Comme nous l’avons vu plus
haut, le rapatriement de l’or Allemand vers Frankfort a été organisé de
manière à ce que les banques auprès desquelles il a été stocké puissent se
procurer de l’or si elles n’en ont plus de disponible pour le moment. L’idée
que les banques centrales du monde développé puissent aujourd’hui entrer en
compétition avec les banques centrales des nations émergentes pourrait
renforcer le marché haussier de l’or parce que leurs achats persistants ont
le pouvoir de porter le prix de l’or vers de nouveaux horizons. Nous n’avons
plus qu’à attendre de voir ce qu’il se passera. Si cela s’avérait être le
cas, alors le rôle de l’or dans le système monétaire changerait du tout au
tout avant même que son nouveau rôle ait été officiellement accepté. La Chine
pourrait alors entrer en scène et occuper une fonction centrale sur le
système monétaire, liant deux blocs de pouvoirs politiquement et
économiquement différents : le monde développé et le monde en
développement.
La dernière fois que le monde
se trouvait divisé ainsi remonte au début de la seconde guerre mondiale. Les
conséquences de cette division sur le monde monétaire étaient alors si
dévastatrices qu’elles ont conduit à la destruction des devises Européennes.

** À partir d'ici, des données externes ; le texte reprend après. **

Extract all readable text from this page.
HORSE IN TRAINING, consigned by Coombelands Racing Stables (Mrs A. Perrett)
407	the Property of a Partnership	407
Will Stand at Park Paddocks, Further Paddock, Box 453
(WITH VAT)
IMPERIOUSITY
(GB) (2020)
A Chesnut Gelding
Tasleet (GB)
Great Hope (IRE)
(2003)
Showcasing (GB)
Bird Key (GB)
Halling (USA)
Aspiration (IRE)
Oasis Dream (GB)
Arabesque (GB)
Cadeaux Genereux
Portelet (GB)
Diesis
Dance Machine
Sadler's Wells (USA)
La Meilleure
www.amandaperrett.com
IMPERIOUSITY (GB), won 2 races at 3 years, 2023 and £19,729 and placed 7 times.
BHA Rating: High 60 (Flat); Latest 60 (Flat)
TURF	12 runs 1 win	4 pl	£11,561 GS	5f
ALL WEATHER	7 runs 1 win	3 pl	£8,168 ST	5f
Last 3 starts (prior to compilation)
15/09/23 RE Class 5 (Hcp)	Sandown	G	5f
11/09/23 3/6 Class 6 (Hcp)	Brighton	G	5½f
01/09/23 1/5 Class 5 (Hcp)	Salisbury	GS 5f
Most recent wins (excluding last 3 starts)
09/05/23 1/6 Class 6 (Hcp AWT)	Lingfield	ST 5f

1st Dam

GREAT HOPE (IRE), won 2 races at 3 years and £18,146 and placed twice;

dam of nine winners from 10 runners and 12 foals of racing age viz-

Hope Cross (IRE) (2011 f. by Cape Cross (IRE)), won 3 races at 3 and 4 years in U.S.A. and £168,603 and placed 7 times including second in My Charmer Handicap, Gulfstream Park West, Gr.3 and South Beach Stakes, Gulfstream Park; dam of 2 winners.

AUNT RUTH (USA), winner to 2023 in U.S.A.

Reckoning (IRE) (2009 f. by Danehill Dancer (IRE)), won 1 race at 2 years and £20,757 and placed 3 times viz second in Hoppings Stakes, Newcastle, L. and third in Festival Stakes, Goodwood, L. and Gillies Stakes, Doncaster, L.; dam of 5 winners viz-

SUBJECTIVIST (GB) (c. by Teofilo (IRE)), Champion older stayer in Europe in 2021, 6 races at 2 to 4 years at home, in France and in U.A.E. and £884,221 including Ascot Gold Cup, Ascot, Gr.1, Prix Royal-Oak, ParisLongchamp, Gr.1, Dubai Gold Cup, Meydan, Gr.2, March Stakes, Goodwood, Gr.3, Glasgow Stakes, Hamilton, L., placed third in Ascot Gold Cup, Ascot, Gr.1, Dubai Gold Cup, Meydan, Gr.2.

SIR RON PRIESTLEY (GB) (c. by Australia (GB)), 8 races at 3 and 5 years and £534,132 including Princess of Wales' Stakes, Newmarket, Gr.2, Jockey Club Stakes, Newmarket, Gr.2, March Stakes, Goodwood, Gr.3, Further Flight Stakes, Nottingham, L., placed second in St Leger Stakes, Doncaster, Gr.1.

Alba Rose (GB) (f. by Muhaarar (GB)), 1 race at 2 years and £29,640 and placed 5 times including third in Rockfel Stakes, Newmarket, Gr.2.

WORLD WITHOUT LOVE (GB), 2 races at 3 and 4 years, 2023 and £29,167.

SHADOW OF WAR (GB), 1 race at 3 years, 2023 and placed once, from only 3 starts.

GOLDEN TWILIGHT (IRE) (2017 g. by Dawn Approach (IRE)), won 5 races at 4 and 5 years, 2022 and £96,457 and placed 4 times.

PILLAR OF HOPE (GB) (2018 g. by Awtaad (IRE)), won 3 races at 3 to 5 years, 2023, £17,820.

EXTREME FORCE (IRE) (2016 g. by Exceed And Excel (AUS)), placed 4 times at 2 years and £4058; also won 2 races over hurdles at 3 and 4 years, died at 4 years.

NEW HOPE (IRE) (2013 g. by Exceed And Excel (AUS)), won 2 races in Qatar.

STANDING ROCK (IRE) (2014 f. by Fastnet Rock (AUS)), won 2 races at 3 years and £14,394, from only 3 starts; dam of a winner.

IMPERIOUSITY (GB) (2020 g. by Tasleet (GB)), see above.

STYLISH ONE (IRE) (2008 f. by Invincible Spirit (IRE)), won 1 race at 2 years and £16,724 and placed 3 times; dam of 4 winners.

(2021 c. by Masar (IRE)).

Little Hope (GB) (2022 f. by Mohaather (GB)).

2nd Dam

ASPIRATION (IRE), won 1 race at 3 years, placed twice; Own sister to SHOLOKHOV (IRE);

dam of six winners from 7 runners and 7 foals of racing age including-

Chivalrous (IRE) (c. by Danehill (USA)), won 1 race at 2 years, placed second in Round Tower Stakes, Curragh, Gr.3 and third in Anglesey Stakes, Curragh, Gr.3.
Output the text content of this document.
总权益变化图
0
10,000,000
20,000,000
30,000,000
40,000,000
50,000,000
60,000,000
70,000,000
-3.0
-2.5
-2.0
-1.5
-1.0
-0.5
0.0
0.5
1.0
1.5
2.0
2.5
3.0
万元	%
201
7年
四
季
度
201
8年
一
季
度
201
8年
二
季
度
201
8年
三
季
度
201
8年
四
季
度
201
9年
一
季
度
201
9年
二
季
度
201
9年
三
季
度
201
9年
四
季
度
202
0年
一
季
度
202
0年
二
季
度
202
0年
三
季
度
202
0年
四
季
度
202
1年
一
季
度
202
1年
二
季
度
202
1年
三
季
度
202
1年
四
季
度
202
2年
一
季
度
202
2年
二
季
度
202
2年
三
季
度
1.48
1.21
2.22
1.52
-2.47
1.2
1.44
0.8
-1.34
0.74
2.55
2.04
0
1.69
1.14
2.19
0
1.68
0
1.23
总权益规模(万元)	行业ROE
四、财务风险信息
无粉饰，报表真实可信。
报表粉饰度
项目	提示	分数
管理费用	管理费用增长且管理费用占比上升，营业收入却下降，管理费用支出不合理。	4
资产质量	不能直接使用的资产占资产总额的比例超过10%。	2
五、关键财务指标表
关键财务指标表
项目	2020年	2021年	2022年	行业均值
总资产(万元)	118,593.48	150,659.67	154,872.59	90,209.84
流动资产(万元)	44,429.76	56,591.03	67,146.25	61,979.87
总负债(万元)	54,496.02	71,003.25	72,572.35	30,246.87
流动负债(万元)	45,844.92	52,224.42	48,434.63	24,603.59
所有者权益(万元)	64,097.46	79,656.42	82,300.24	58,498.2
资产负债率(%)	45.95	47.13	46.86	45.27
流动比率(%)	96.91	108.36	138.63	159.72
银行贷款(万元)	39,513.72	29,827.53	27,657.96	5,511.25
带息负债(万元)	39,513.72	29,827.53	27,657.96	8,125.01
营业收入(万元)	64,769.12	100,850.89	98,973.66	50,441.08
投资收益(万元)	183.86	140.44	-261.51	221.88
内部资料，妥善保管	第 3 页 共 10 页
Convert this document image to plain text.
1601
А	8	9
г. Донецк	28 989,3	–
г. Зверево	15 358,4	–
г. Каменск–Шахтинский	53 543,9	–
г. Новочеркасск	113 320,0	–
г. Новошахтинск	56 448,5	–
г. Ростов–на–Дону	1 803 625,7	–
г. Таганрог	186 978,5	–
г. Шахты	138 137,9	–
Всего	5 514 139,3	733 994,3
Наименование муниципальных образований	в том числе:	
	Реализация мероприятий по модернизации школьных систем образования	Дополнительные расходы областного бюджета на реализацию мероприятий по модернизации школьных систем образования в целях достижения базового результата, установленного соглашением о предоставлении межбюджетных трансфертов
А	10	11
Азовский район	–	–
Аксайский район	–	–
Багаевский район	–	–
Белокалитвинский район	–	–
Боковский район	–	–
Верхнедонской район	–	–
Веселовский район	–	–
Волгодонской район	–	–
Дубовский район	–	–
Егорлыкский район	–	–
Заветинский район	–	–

L'Histoire nous apprend de
nombreuses leçons. Avant la seconde guerre mondiale, lorsqu’il devint évident
que les extrémistes avaient pris le pouvoir en Allemagne et que la guerre
était imminente, l’or entra à nouveau sur le devant de la scène. Nous avons
tous entendu parler de la confiscation de l’or en 1933 aux Etats-Unis dans
l’objectif d’augmenter la masse monétaire au travers de la dévaluation du
dollar. Mais un détail n’a pas fait l’objet de l’examen du public…
Qu’est-il
arrivé à l’or Européen après 1935 ?
La crainte de l’apparition de
crises dans le futur est-elle à l’origine du rapatriement de son or par
l’Allemagne ? Ce fut certainement le cas pour le Venezuela, qui
craignait le pouvoir des Etats-Unis sur son or. Je ne m’attends pas à ce que
la Bundesbank en dévoile plus sur le sujet, parce que le manque de
transparence fait partie de la nature des banques centrales. Mais l’Histoire
nous dit qu’il existe d’autres raisons à sa décision, qui confirment le grand
retour de l’or au sein du système monétaire et qui expliquent pourquoi une
nouvelle confiscation serait probable dans le futur.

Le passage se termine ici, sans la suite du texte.